Braterstwo broni nad życie – nad własne życie. Zginął ratując Polaka

Obrazek użytkownika Anonymous
Świat

Media  podały krótką informację ukazującą jak w Stanach Zjednoczonych  odbył się bieg ku czci sierżanta sztabowego Wojsk Amerykańskich Michaela Ollinsa, który oddał swoje młode życie dla polskiego żołnierza podczas misji w Iraku. W biegu  upamiętniającym to niezwykłe zdarzenie udział brała licznie zgromadzona amerykańska Polonia oraz Konsul RP w USA i rodziny obu żołnierzy. Były łzy wzruszenia, kwiaty i przemówienia.

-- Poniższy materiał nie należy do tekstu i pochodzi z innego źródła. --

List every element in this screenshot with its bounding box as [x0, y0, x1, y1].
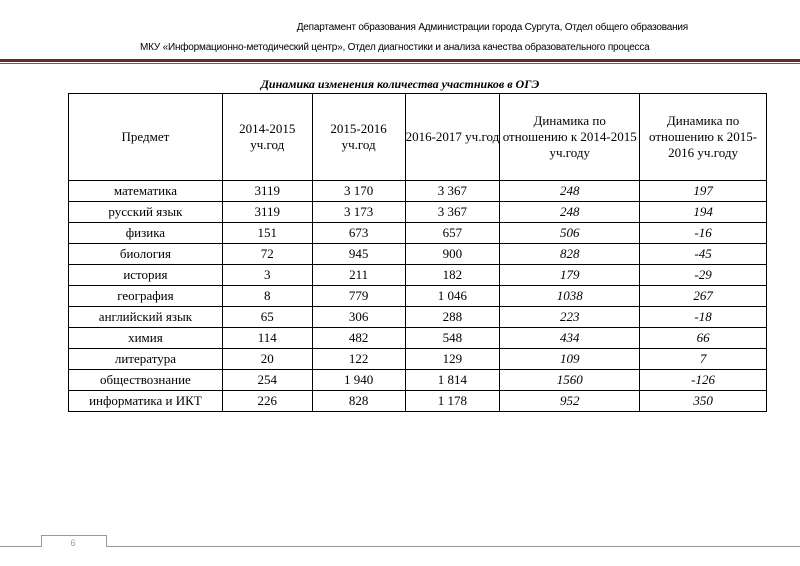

I nic by się takiego nie stało, cóż powiedział by ktoś żołnierska powinność. Ale ten przypadek zdarzył się po raz pierwszy i świadczy o ogromnej przyjaźni między żołnierzami obu narodów.

Ta historia wydarzyła się naprawdę i świadczy nie tylko o wielkim heroizmie i poświęceniu dla innych , świadczy o żołnierskiej przyjaźni na zawsze. Oto ona dla przypomnienia tamtego zdarzenia :

Tło wydarzeń.


W Polskim konsulacie w Nowym Yorku, jak pamiętamy z przekazów medialnych, odbyła się w 2013 r. skromna, lecz podniosła uroczystość. Pani Konsul Generalna RP w Nowym Yorku złożyła kondolencje rodzinie amerykańskiego żołnierza, który zginął w Afganistanie ratując życie polskiemu żołnierzowi. Wręczając pośmiertnie żołnierzowi amerykańskiemu nadany przez Prezydenta RP odznaczenie Gwiazdę Afganistanu dziękowała rodzinie zmarłego za wspaniałą postawę i bohaterski czyn.

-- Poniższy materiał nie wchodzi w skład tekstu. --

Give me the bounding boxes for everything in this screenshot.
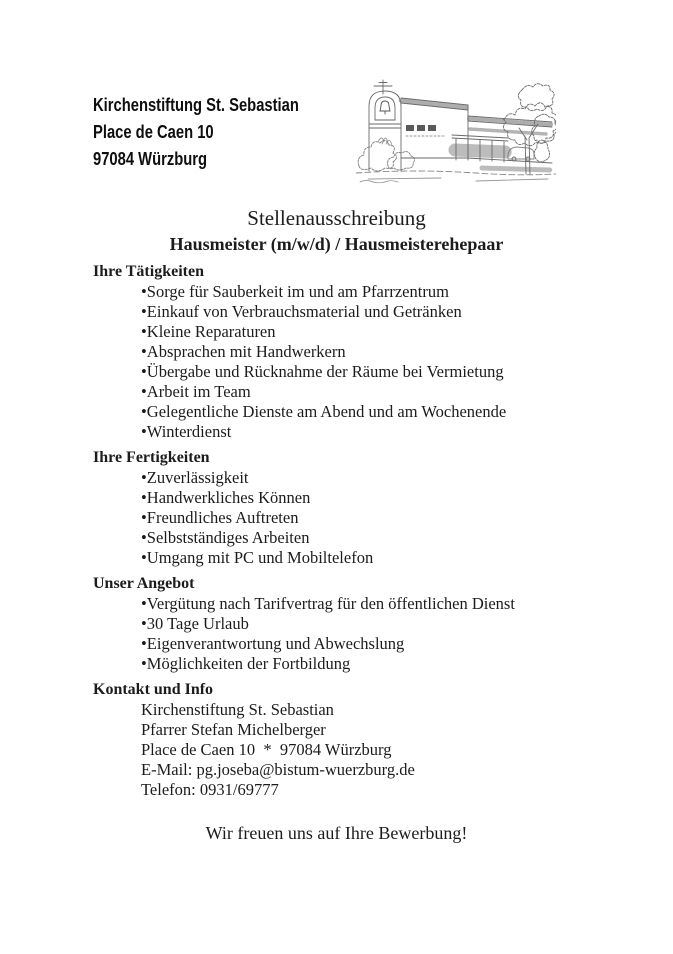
bullet-item: • Vergütung nach Tarifvertrag für den öffentlichen Dienst <box>141 594 583 614</box>
bullet-item: • Eigenverantwortung und Abwechslung <box>141 634 583 654</box>
section-heading: Kontakt und Info <box>93 681 214 698</box>
page-title: Stellenausschreibung <box>247 206 426 230</box>
bullet-item: • Sorge für Sauberkeit im und am Pfarrzentrum <box>141 282 583 302</box>
bullet-item: • Übergabe und Rücknahme der Räume bei Vermietung <box>141 362 583 382</box>
bullet-item: • Einkauf von Verbrauchsmaterial und Getränken <box>141 302 583 322</box>
section-heading: Ihre Fertigkeiten <box>93 449 210 466</box>
bullet-item: • Gelegentliche Dienste am Abend und am Wochenende <box>141 402 583 422</box>
bullet-item: • 30 Tage Urlaub <box>141 614 583 634</box>
section-heading: Ihre Tätigkeiten <box>93 263 204 280</box>
section-taetigkeiten <box>93 262 583 442</box>
bullet-item: • Umgang mit PC und Mobiltelefon <box>141 548 583 568</box>
bullet-item: • Möglichkeiten der Fortbildung <box>141 654 583 674</box>
task-list <box>93 282 583 442</box>
contact-lines <box>93 700 583 800</box>
bushes <box>358 138 414 171</box>
church-right-wing <box>452 116 552 163</box>
bullet-item: • Zuverlässigkeit <box>141 468 583 488</box>
bullet-item: • Absprachen mit Handwerkern <box>141 342 583 362</box>
ground <box>356 168 556 183</box>
section-kontakt <box>93 680 583 800</box>
contact-line: Place de Caen 10 * 97084 Würzburg <box>141 740 392 759</box>
section-angebot <box>93 574 583 674</box>
contact-line: Telefon: 0931/69777 <box>141 780 279 799</box>
cross-icon <box>374 80 392 94</box>
contact-line: Pfarrer Stefan Michelberger <box>141 720 326 739</box>
bullet-item: • Selbstständiges Arbeiten <box>141 528 583 548</box>
job-title: Hausmeister (m/w/d) / Hausmeisterehepaar <box>169 234 504 254</box>
document-body <box>0 205 673 846</box>
closing-line: Wir freuen uns auf Ihre Bewerbung! <box>205 823 468 843</box>
bullet-item: • Winterdienst <box>141 422 583 442</box>
skill-list <box>93 468 583 568</box>
section-fertigkeiten <box>93 448 583 568</box>
contact-line: E-Mail: pg.joseba@bistum-wuerzburg.de <box>141 760 415 779</box>
bullet-item: • Handwerkliches Können <box>141 488 583 508</box>
bullet-item: • Freundliches Auftreten <box>141 508 583 528</box>
section-heading: Unser Angebot <box>93 575 195 592</box>
bullet-item: • Arbeit im Team <box>141 382 583 402</box>
letterhead <box>93 92 299 173</box>
letterhead-street: Place de Caen 10 <box>93 122 214 142</box>
offer-list <box>93 594 583 674</box>
bullet-item: • Kleine Reparaturen <box>141 322 583 342</box>
letterhead-city: 97084 Würzburg <box>93 149 208 169</box>
letterhead-org-name: Kirchenstiftung St. Sebastian <box>93 95 299 115</box>
artist-signature <box>360 181 398 183</box>
contact-line: Kirchenstiftung St. Sebastian <box>141 700 334 719</box>
church-line-drawing <box>356 78 556 192</box>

28 sierpnia 2013 r. w wyniku ataku Talibów na polską bazę wojskową w Ghazni ginie 24-letni sierżant sztabowy armii USA Michael Ollins zasłaniając swoim ciałem przed atakiem samobójczym  polskiego oficera ppor. Karola Cierpicę. Polak atak przeżył.

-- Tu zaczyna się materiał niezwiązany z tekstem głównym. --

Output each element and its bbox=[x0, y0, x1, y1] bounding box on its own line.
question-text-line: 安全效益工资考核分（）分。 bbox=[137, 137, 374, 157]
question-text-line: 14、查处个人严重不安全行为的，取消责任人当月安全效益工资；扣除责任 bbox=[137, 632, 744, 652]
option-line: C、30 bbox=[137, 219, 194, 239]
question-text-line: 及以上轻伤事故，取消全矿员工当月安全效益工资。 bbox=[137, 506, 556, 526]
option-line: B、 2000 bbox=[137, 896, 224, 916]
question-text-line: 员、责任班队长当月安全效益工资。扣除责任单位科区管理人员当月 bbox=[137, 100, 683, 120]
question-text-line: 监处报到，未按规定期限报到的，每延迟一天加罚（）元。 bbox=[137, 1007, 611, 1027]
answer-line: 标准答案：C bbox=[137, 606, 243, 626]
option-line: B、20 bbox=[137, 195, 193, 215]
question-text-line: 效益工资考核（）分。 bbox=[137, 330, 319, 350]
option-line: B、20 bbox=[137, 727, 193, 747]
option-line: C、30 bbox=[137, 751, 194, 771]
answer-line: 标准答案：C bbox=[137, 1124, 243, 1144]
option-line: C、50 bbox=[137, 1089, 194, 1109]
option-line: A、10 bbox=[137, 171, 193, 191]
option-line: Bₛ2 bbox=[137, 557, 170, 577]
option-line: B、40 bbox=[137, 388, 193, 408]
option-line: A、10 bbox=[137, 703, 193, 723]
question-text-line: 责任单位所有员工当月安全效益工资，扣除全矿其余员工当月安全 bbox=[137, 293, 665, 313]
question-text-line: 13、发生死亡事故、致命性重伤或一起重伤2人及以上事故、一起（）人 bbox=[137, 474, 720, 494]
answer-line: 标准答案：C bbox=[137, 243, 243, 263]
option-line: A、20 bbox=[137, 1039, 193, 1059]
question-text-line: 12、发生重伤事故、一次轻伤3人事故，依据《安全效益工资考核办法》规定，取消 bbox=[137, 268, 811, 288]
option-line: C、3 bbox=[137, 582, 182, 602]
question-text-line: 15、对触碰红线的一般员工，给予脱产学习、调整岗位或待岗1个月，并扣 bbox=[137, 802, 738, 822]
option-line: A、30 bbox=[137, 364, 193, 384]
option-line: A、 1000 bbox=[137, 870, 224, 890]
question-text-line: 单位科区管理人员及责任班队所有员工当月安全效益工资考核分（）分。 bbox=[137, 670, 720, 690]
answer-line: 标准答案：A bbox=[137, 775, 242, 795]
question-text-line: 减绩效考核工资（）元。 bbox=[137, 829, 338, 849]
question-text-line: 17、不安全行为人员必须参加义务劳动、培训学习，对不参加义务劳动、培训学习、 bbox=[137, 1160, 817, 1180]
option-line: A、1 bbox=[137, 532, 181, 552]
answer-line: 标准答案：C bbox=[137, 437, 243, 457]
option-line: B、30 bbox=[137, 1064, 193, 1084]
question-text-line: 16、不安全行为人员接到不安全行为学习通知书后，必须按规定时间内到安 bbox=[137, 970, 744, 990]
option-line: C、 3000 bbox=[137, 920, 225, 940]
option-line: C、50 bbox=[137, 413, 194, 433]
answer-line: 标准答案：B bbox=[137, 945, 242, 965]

Żołnierz amerykański za swój czyn został ogłoszony bohaterem narodowym. Rodzice poległego żołnierza, twierdzili, że ich syn zawsze chciał być żołnierzem  i oddał swoje młode życie za innego żołnierza zasłaniając go swoim ciałem. W tym geście poświęcenia swego życia dla innego człowieka - żołnierza tworzy się bohaterstwo i braterstwo krwi między żołnierzami i narodami. Polski oficer, w momencie gdy zrozumiał, że zginie zobaczył jak przebywający obok Amerykanin zasłania go sobą. Ich oczy spotkały się na moment. Ten moment został i już zostanie na zawsze w pamięci polskiego żołnierza.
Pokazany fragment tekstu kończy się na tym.